Is it true, then, that “predestination to eternal happiness is the everlasting purpose of God, whereby, before the foundations of the world were laid, he hath constantly decreed by his council, secret to us, to deliver from curse and damnation those whom he hath chosen out of mankind?” Is it true that of the human family there are some who, in view of no fault of their own, Almighty God has condemned to unending torture, eternal misery?
In 1595 the Lambeth Articles asserted that “God from eternity hath predestinated certain men unto life; certain he hath reprobated.” In 1618 the Synod of Dort decided in favor of this view. It condemned the remonstrants against it, and treated them with such severity, that many of them had to flee to foreign countries. Even in the Church of England, as is manifested by its seventeenth Article of Faith, these doctrines have found favor.

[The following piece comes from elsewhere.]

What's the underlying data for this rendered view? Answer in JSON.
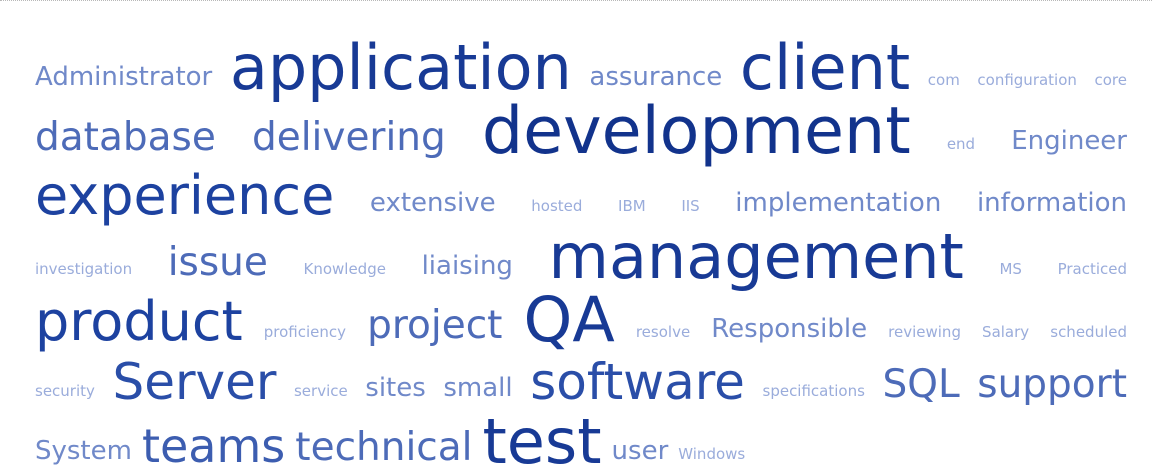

Probably there was no point which brought down from the Catholics on the Protestants severer condemnation than this, their partial acceptance of the government of the world by law. In all Reformed Europe miracles ceased. But, with the cessation of shrine-cure, relic-cure, great pecuniary profits ended. Indeed, as is well known, it was the sale of indulgences that provoked the Reformation—indulgences which are essentially a permit from God for the practice of sin, conditioned on the payment of a certain sum of money to the priest.
Philosophically, the Reformation implied a protest against the Catholic doctrine of incessant divine intervention in human affairs, invoked by sacerdotal agency; but this protest was far from being fully made by all the Reforming Churches. The evidence in behalf of government by law, which has of late years been offered by science, is received by many of them with suspicion, perhaps with dislike; sentiments which, however, must eventually give way before the hourly-increasing weight of evidence.